As breakfast breads go, my preference is the scone. Sure, I’m happy with good homemade buttermilk biscuits, and hearty grain breads, but when asked, I’m headed scone-ward. It’s a format that you can go a great deal with, indulging your desire for a host of flavor profiles, but spices and fruits. Cinnamon also being my spice of choice, this was a no-brainer when we were putting together brunch.
2 cups all-purpose flour
2 tbl sugar
2 tsp baking powder
½ tsp salt
¾ cup butter
½ cup raisins
½ cup milk
2 tsp Ceylon cinnamon
The Rocket Scientist is the baker on this team. I hold up my end by doing the eating.

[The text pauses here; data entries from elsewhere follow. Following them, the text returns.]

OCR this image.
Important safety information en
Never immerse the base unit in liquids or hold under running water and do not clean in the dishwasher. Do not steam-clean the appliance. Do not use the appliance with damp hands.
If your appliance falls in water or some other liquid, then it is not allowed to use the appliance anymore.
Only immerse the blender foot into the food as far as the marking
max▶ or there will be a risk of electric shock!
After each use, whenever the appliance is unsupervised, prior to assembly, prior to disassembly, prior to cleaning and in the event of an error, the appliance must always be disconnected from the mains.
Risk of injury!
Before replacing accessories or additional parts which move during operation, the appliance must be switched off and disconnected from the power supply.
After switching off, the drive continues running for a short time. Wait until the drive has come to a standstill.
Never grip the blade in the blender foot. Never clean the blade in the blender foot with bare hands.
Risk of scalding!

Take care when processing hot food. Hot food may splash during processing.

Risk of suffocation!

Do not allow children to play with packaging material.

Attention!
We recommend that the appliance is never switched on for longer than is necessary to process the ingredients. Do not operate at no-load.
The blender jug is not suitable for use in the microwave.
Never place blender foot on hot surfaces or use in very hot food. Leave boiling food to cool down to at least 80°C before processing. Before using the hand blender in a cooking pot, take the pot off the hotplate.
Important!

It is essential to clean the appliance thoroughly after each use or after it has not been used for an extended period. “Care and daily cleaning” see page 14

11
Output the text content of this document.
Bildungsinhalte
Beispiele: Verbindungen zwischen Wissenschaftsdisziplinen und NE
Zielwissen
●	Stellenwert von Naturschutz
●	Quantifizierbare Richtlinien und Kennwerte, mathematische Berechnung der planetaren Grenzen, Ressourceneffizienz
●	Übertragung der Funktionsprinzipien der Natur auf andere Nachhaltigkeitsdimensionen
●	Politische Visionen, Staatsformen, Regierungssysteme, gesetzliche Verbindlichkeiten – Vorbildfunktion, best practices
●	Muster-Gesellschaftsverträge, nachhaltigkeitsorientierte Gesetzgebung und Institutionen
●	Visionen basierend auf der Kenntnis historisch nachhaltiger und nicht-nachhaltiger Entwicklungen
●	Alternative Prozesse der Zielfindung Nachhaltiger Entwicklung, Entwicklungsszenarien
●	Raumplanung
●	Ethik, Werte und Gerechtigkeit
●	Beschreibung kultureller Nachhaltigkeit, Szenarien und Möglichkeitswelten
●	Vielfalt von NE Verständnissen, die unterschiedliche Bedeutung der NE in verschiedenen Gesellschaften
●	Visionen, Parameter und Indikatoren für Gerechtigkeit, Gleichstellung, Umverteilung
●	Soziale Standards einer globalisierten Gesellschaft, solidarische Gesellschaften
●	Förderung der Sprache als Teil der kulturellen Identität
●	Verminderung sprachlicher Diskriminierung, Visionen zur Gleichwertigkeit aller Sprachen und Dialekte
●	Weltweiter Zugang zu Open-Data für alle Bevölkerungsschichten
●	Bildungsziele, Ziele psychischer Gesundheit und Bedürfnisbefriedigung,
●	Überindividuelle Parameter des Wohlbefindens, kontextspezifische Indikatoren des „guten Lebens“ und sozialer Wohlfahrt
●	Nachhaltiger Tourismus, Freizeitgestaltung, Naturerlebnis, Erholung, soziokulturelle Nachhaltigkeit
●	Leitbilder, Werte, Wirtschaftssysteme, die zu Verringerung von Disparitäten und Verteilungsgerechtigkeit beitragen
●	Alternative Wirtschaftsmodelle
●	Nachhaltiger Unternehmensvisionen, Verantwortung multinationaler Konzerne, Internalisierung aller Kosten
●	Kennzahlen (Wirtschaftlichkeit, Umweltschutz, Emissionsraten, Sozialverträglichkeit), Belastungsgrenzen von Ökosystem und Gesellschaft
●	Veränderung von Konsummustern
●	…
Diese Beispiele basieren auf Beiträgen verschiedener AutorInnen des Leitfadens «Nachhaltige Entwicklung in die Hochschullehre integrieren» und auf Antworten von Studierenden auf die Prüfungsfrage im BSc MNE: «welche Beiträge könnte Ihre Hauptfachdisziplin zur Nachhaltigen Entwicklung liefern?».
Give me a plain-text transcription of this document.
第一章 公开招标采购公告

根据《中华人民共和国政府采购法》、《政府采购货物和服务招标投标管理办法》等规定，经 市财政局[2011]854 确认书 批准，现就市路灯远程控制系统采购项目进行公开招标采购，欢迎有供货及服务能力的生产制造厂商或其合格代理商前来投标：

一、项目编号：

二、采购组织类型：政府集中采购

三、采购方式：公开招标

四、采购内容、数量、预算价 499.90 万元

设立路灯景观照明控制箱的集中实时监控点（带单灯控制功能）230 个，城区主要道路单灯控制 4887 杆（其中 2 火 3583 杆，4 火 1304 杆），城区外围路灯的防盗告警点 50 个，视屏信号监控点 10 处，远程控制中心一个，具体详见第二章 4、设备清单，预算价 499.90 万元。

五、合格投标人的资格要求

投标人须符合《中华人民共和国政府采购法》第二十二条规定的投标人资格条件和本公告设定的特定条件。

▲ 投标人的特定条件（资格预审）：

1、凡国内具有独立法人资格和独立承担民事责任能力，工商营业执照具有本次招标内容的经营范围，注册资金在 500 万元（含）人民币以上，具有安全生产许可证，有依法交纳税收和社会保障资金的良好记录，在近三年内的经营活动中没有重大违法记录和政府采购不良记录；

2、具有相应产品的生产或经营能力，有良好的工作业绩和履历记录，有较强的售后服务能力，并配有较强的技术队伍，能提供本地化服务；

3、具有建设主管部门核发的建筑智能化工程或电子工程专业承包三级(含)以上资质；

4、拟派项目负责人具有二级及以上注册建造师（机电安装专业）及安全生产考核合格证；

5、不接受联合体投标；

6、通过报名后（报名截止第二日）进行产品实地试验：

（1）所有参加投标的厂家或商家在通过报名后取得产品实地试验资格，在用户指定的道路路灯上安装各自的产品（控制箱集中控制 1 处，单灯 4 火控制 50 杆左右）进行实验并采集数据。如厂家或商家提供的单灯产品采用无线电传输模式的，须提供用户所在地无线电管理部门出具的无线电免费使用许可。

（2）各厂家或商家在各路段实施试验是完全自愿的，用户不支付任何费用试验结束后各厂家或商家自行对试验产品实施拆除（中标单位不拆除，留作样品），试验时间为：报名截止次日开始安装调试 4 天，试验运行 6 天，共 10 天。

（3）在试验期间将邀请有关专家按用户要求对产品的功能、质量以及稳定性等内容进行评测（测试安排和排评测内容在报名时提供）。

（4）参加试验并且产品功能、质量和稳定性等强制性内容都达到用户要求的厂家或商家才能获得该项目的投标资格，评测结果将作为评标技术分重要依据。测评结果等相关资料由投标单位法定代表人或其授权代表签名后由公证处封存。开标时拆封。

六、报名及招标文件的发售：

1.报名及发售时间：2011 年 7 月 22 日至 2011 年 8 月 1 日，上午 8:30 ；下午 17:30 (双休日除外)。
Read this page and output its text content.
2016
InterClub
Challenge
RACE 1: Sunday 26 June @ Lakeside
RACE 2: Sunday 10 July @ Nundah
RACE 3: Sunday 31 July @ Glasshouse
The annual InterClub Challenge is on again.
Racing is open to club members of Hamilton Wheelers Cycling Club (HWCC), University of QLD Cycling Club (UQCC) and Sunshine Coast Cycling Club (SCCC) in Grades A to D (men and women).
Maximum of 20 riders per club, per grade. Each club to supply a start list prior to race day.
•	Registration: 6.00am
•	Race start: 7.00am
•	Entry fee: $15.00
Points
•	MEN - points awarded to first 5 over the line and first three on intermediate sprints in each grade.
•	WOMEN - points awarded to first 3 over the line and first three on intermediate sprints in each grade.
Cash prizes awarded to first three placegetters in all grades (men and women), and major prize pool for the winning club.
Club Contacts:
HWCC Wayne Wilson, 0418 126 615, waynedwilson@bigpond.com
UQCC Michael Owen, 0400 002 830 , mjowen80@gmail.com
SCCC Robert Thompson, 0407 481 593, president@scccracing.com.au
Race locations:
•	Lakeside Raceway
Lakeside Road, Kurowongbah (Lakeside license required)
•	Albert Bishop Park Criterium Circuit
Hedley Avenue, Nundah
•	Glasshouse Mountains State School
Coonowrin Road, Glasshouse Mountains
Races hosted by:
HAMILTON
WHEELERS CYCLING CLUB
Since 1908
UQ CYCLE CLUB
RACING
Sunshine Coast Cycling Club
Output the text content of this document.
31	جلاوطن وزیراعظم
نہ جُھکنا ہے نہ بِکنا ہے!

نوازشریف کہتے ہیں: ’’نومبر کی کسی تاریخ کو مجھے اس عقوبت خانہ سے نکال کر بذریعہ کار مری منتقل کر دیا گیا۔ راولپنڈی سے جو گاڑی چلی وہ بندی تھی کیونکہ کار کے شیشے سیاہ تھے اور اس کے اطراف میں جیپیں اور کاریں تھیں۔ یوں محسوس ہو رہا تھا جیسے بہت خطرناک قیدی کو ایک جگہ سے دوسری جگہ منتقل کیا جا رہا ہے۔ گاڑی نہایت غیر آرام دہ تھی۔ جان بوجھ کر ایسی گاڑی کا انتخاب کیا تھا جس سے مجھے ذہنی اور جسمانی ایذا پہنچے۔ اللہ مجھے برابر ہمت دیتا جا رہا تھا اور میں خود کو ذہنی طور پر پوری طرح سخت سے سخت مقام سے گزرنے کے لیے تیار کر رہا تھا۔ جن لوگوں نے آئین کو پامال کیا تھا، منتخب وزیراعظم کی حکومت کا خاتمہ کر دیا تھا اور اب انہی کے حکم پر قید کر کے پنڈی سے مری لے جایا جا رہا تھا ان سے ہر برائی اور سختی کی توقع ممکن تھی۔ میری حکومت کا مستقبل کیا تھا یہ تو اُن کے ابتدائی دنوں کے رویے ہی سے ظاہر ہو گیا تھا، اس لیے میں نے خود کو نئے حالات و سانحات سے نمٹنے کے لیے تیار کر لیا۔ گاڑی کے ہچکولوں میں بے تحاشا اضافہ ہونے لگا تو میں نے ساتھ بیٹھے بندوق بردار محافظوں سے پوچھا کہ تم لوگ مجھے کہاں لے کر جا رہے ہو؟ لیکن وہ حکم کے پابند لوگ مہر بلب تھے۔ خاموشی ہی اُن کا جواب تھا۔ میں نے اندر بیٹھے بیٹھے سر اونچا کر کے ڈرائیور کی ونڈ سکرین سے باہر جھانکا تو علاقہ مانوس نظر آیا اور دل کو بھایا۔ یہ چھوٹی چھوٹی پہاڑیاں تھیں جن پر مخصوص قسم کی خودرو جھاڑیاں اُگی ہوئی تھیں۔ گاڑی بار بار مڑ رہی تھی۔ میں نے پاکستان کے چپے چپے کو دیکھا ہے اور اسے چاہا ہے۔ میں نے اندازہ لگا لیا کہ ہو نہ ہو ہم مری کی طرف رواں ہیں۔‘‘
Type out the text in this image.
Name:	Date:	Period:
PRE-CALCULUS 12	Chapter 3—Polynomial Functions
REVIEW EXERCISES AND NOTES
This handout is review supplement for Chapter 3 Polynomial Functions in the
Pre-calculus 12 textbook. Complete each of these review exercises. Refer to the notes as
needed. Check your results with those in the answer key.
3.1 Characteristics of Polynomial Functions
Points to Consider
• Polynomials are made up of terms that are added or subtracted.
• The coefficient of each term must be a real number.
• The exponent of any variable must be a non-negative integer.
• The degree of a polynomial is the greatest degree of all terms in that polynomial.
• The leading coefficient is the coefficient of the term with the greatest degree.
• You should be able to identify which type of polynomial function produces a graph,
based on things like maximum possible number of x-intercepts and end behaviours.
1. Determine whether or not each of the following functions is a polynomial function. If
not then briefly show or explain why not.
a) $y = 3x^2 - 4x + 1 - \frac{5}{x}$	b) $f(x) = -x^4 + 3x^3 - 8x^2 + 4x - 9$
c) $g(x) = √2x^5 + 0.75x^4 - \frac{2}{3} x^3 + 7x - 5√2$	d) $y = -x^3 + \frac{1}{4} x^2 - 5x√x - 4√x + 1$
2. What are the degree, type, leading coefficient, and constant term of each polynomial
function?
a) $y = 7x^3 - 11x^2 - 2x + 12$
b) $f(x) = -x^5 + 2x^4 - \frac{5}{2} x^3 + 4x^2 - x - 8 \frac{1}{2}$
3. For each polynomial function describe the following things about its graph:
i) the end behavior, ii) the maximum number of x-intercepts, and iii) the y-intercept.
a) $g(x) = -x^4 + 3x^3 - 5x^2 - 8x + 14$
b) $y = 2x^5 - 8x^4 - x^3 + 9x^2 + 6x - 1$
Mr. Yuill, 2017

She combined the flour, sugar, baking powder, and salt by hand in a bowl, and then cut in the butter with her fingertips until the mixture looked like a coarse meal. She said (and I think she’s channeling Alton Brown here) that cutting in the butter is like “rubbing a puppy’s ears.” She stirred in the raisins, then gradually added enough milk (sometimes it’s as little as 1/3 cup, but most of the time, the full ½ cup is what works) to form a soft dough. She stirred it just enough to make sure the dry ingredients were all moist, not wanting to over-work the dough. She turned it out onto the lightly-floured (and thoroughly-cleaned) counter, and kneaded it lightly 4 or 5 times.
After heating the oven to 450F, she rolled the dough out into about a ½ inch thickness, then cut it into triangles, yielding 12 scones. She baked them for 10 minutes, but depending on altitude and whatnot, you might want to keep an eye on them after about the 8 minute point. You want them lightly browned, somewhat crispy on the outside and medium-textured inside.
She didn’t do it this time, but occasionally she makes a simple cream cheese frosting for them, or sometimes sprinkles some coarse sugar on top just before putting them in the oven.
Simple and tasty, these scones are a great addition to any brunch menu, or simply the perfect thing to have with a great cup of coffee.